A lot of satellite ventures are vying for FCC approval, and one of them just got the endorsement of FCC Chairman Ajit Pai: SpaceX’s plan to provide global internet access using more than 4,000 satellites.
Pai has proposed that the agency approve the application by Space Exploration Holdings, doing business as SpaceX, to provide broadband services using satellite technologies in the United States and on a global basis.
“To bridge America’s digital divide, we’ll have to use innovative technologies,” Pai said in a statement posted to the FCC’s website. “SpaceX’s application—along with those of other satellite companies seeking licenses or access to the U.S. market for non-geostationary satellite orbit systems—involves one such innovation. Satellite technology can help reach Americans who live in rural or hard-to-serve places where fiber optic cables and cell towers do not reach. And it can offer more competition where terrestrial Internet access is already available.”
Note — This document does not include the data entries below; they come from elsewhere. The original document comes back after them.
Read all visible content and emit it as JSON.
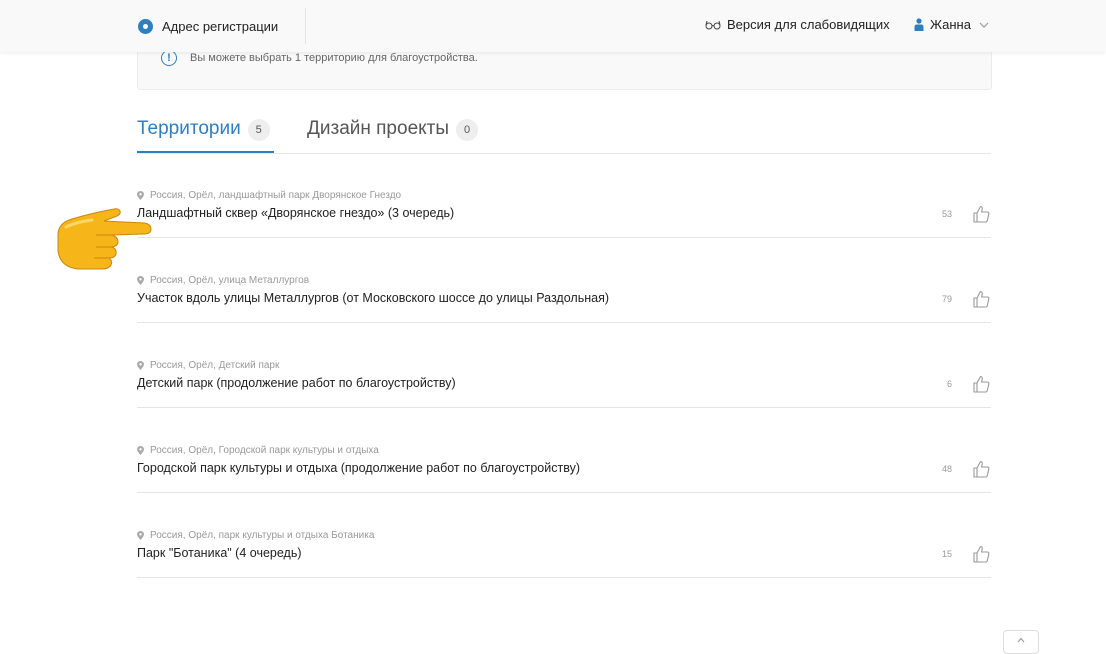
{
  "header": {
    "address_label": "Адрес регистрации",
    "vision_label": "Версия для слабовидящих",
    "user_name": "Жанна"
  },
  "notice": {
    "icon": "!",
    "text": "Вы можете выбрать 1 территорию для благоустройства."
  },
  "tabs": [
    {
      "label": "Территории",
      "count": "5",
      "active": true
    },
    {
      "label": "Дизайн проекты",
      "count": "0",
      "active": false
    }
  ],
  "items": [
    {
      "location": "Россия, Орёл, ландшафтный парк Дворянское Гнездо",
      "title": "Ландшафтный сквер «Дворянское гнездо» (3 очередь)",
      "votes": "53"
    },
    {
      "location": "Россия, Орёл, улица Металлургов",
      "title": "Участок вдоль улицы Металлургов (от Московского шоссе до улицы Раздольная)",
      "votes": "79"
    },
    {
      "location": "Россия, Орёл, Детский парк",
      "title": "Детский парк (продолжение работ по благоустройству)",
      "votes": "6"
    },
    {
      "location": "Россия, Орёл, Городской парк культуры и отдыха",
      "title": "Городской парк культуры и отдыха (продолжение работ по благоустройству)",
      "votes": "48"
    },
    {
      "location": "Россия, Орёл, парк культуры и отдыха Ботаника",
      "title": "Парк \"Ботаника\" (4 очередь)",
      "votes": "15"
    }
  ],
  "colors": {
    "accent": "#2d7fc0",
    "pointer_hand": "#f6b619"
  },
  "icons": [
    "radio-icon",
    "glasses-icon",
    "person-icon",
    "chevron-down-icon",
    "info-icon",
    "location-pin-icon",
    "thumbs-up-icon",
    "pointing-hand-icon",
    "arrow-up-icon"
  ]
}
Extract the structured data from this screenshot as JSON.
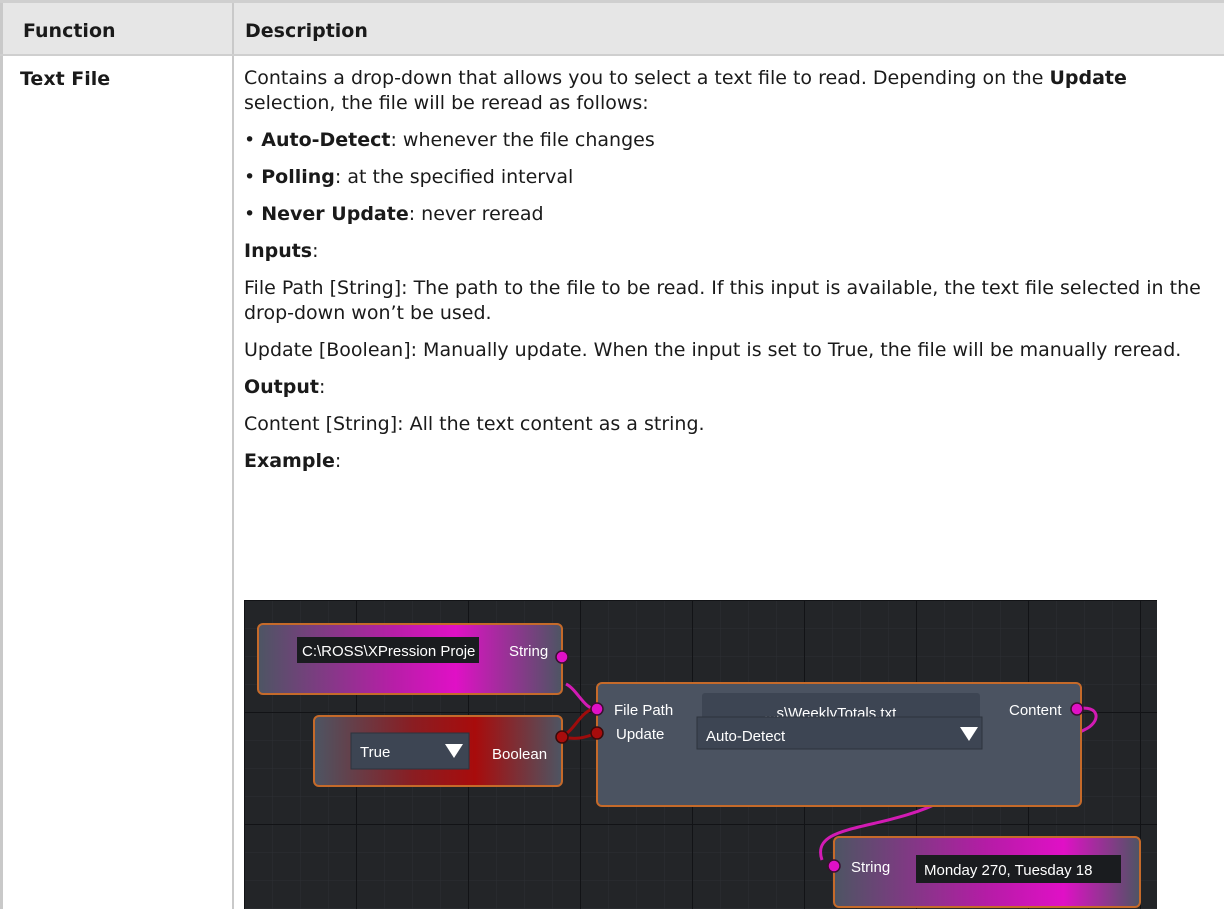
{
  "header": {
    "col1": "Function",
    "col2": "Description"
  },
  "row": {
    "function": "Text File",
    "intro_1": "Contains a drop-down that allows you to select a text file to read. Depending on the ",
    "intro_bold": "Update",
    "intro_2": " selection, the file will be reread as follows:",
    "bullets": [
      {
        "term": "Auto-Detect",
        "text": ": whenever the file changes"
      },
      {
        "term": "Polling",
        "text": ": at the specified interval"
      },
      {
        "term": "Never Update",
        "text": ": never reread"
      }
    ],
    "inputs_heading": "Inputs",
    "inputs_colon": ":",
    "input_1": "File Path [String]: The path to the file to be read. If this input is available, the text file selected in the drop-down won’t be used.",
    "input_2": "Update [Boolean]: Manually update. When the input is set to True, the file will be manually reread.",
    "output_heading": "Output",
    "output_colon": ":",
    "output_1": "Content [String]: All the text content as a string.",
    "example_heading": "Example",
    "example_colon": ":"
  },
  "example": {
    "string_node": {
      "value": "C:\\ROSS\\XPression Proje",
      "port_label": "String"
    },
    "boolean_node": {
      "value": "True",
      "port_label": "Boolean",
      "dropdown_icon": "triangle-down-icon"
    },
    "textfile_node": {
      "file_path_label": "File Path",
      "file_path_value": "...s\\WeeklyTotals.txt",
      "update_label": "Update",
      "update_value": "Auto-Detect",
      "content_label": "Content",
      "dropdown_icon": "triangle-down-icon"
    },
    "output_node": {
      "port_label": "String",
      "value": "Monday 270, Tuesday 18"
    },
    "colors": {
      "string_wire": "#d21bb4",
      "boolean_wire": "#9e0c0c",
      "node_border": "#c56a2a",
      "node_bg": "#4b5361",
      "canvas_bg": "#232528"
    }
  }
}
The statement went on to say that after careful review of the SpaceX application by the FCC’s International Bureau, “I have asked my colleagues to join me in supporting this application and moving to unleash the power of satellite constellations to provide high-speed Internet to rural Americans. If adopted, it would be the first approval given to an American-based company to provide broadband services using a new generation of low-Earth orbit satellite technologies.”
The FCC has already approved requests by OneWeb, Space Norway and Telesat to access the United States market to provide broadband services using satellite technology. Other requests are still being processed, and it is not clear when the full commission might vote on the SpaceX application.
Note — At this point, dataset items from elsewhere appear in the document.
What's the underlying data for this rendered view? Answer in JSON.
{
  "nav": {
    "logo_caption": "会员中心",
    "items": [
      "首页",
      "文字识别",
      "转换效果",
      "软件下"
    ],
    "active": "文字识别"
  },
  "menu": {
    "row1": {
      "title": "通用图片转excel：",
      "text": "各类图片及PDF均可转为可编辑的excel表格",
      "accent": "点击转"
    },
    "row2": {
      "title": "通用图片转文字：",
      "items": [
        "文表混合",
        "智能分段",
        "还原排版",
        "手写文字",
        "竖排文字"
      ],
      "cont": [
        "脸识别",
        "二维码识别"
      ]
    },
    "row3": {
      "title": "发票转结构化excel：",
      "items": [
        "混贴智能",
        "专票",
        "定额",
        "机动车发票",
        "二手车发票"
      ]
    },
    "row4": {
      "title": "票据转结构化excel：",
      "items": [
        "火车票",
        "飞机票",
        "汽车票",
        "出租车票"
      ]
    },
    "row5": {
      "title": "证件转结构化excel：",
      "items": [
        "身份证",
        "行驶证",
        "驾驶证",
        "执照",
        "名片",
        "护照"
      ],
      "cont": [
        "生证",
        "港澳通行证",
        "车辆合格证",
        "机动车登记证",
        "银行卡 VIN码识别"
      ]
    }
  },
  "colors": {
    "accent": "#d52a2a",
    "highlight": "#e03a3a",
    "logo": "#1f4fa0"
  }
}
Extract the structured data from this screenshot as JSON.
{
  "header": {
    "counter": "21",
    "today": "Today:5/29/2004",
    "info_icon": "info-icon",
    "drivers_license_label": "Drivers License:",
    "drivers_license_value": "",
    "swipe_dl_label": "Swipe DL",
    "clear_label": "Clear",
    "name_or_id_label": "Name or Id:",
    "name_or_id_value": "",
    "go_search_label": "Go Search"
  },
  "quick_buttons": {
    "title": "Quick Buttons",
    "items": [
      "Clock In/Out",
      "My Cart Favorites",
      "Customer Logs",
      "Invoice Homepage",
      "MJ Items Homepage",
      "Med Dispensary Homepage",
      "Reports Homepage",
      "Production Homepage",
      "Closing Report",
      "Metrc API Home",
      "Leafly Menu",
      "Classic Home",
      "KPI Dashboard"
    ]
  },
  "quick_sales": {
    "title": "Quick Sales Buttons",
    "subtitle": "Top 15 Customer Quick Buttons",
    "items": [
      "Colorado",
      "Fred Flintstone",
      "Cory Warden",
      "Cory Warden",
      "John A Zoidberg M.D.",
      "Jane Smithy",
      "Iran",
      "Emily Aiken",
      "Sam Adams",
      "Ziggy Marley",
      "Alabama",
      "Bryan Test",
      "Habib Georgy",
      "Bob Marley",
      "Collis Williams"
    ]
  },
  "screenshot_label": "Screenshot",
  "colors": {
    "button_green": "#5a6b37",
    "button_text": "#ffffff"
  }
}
According to a letter to the FCC spotted by CNET, the first two test satellites for the SpaceX constellation will be placed into orbit this weekend. The main payload for the launch from Vandenberg Air Force Base in California will be the Spanish government's "Paz" satellite, according to the report.
SpaceX’s consumer focus sets it apart from most other proposed non-geostationary satellite orbit systems, according to testimony by Patricia Cooper, vice president of satellite government affairs at SpaceX, during a Senate hearing last October. SpaceX has designed its system with the primary purpose of providing broadband service directly to end users, particularly individual households and small businesses. Thus, the long-held desire to serve rural areas could finally be met, although other ventures are also aiming for that.
SpaceX’s system will consist of 4,425 satellites operating in 83 orbital planes using Ka- and Ku-band spectrum. The company separately filed for authority to operate in the V-Band, where it has proposed an additional constellation of 7,500 satellites even closer to Earth, for its Very Low Earth Orbit system.
All of these satellites—plus those proposed by other ventures—will lead to a lot more "things" in space, and therefore managing space debris becomes a more pressing problem. OneWeb founder Greg Wyler stressed during the same Senate hearing that space debris is a top priority, noting that a single impact in space can cause thousands of debris fragments, fouling orbital altitude ranges for hundreds, if not thousands, of years.
To prevent collisions, large-scale constellations must have a minimum altitude spacing for safety; OneWeb has worked with the aerospace industry, including Boeing, to develop best practices for an appropriate MAS. Wyler said a MAS of 125 kilometers can help isolate the impact of any single system that suffers a collision.